Factors affecting an effective response
- The US has supported, upheld, and also complemented with its individual actions, ASEAN’s decisions on addressing the Myanmar crisis. Complementary moves from ASEAN Dialogue Partners such as the US are necessary, as ASEAN’s mode of reaching decisions by consensus presents a challenge to the grouping as a whole to do more on the Myanmar crisis.
- Though Western democracies have largely been supportive of the resistance against the military, that support has not gone beyond rhetoric, targeted sanctions and efforts for humanitarian assistance.
- Many also fail to understand or appreciate the extent of what is happening on the ground in Myanmar, even in ASEAN member states that are viewed as taking a principled stand on the military coup and its consequences. There have been faulty analyses that tend to describe the Myanmar crisis as a conflict between two legitimate and opposing political forces, while what is happening in Myanmar is more akin to a nationwide protest against the military, crossing ethnic divides.
- The Ukraine crisis and tensions in the Taiwan Strait have also distracted the US’ attention from Myanmar. In Washington, there is less time and space for policy-makers to engage and think about the Myanmar crisis, as well as a lack of expertise on Myanmar.
- The lack of an effective response is related to this unfamiliarity with the complex interrelations and interactions of the different factions opposing the military junta. The resistance movement, though unified in its overall aim to end military rule, is also facing the challenge of building trust among the different stakeholders involved in the resistance. This reality may cause policymakers may be wary about pushing for stronger moves to support the resistance movement in Myanmar.
- Another challenge may lie in communication. In Ukraine, international journalists can operate in and report from the country, providing a visible communication link with the world. President Zelensky has also been an extremely effective spokesperson for Ukraine.
- Geopolitics constitutes an important consideration for Myanmar’s crisis. The US needs to consider Myanmar’s long borders with China and Thailand, and these countries’ economic interests in Myanmar, in any policy action regarding the Myanmar crisis. Current US-China tensions and the US’s treaty ally status with Thailand may curb what the US can do.
- The greatest challenge for any response by the US, ASEAN, or the wider international community is the SAC junta’s intransigence.

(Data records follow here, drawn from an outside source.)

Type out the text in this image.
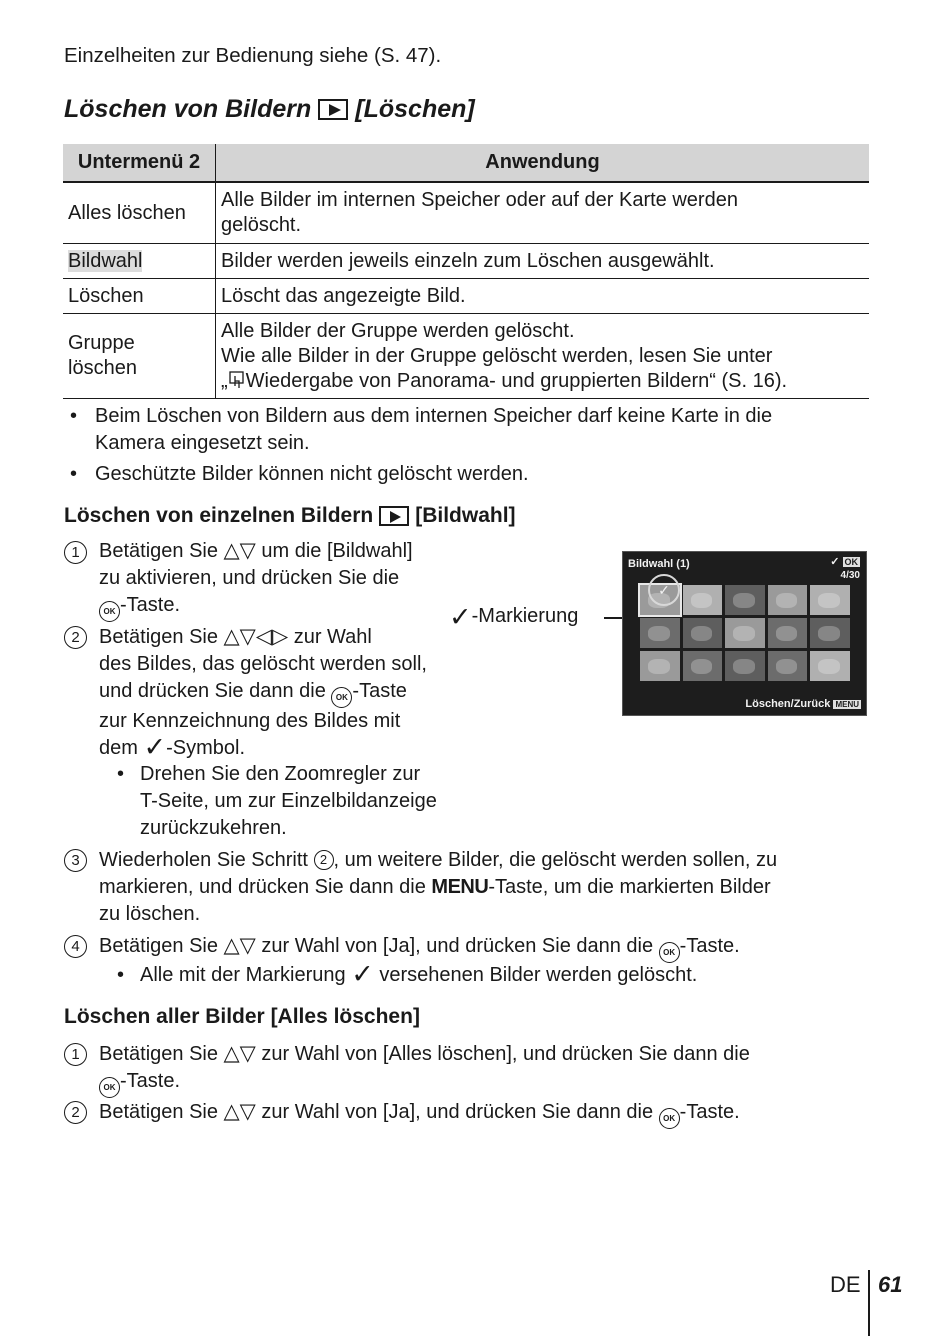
Einzelheiten zur Bedienung siehe (S. 47).
Löschen von Bildern [Löschen]
Untermenü 2	Anwendung
Alles löschen	Alle Bilder im internen Speicher oder auf der Karte werden
gelöscht.
Bildwahl	Bilder werden jeweils einzeln zum Löschen ausgewählt.
Löschen	Löscht das angezeigte Bild.
Gruppe
löschen	Alle Bilder der Gruppe werden gelöscht.
Wie alle Bilder in der Gruppe gelöscht werden, lesen Sie unter
„ Wiedergabe von Panorama- und gruppierten Bildern“ (S. 16).
• Beim Löschen von Bildern aus dem internen Speicher darf keine Karte in die
Kamera eingesetzt sein.
• Geschützte Bilder können nicht gelöscht werden.
Löschen von einzelnen Bildern [Bildwahl]
1 Betätigen Sie △▽ um die [Bildwahl]
zu aktivieren, und drücken Sie die
OK -Taste.
2 Betätigen Sie △▽◁▷ zur Wahl
des Bildes, das gelöscht werden soll,
und drücken Sie dann die OK -Taste
zur Kennzeichnung des Bildes mit
dem ✓-Symbol.
• Drehen Sie den Zoomregler zur
T-Seite, um zur Einzelbildanzeige
zurückzukehren.
✓ -Markierung
Bildwahl (1)	✓ OK
4/30
✓
Löschen/Zurück MENU
3 Wiederholen Sie Schritt 2 , um weitere Bilder, die gelöscht werden sollen, zu
markieren, und drücken Sie dann die MENU-Taste, um die markierten Bilder
zu löschen.
4 Betätigen Sie △▽ zur Wahl von [Ja], und drücken Sie dann die OK -Taste.
• Alle mit der Markierung ✓ versehenen Bilder werden gelöscht.
Löschen aller Bilder [Alles löschen]
1 Betätigen Sie △▽ zur Wahl von [Alles löschen], und drücken Sie dann die
OK -Taste.
2 Betätigen Sie △▽ zur Wahl von [Ja], und drücken Sie dann die OK -Taste.
DE 61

Questions for the panellists sought further insights on ASEAN’s humanitarian approaches and the US’ plan to deliver humanitarian assistance to communities in Myanmar, the US’ relationship with specific ASEAN member states and US support to ASEAN on the Myanmar crisis, the progress on the BURMA bill in the US Congress, the leadership capacity of Myanmar’s resistance movement, US-China talks on Myanmar, scholarship opportunities for Myanmar students, and potential reactions from the international community on the SAC’s projected elections in 2023.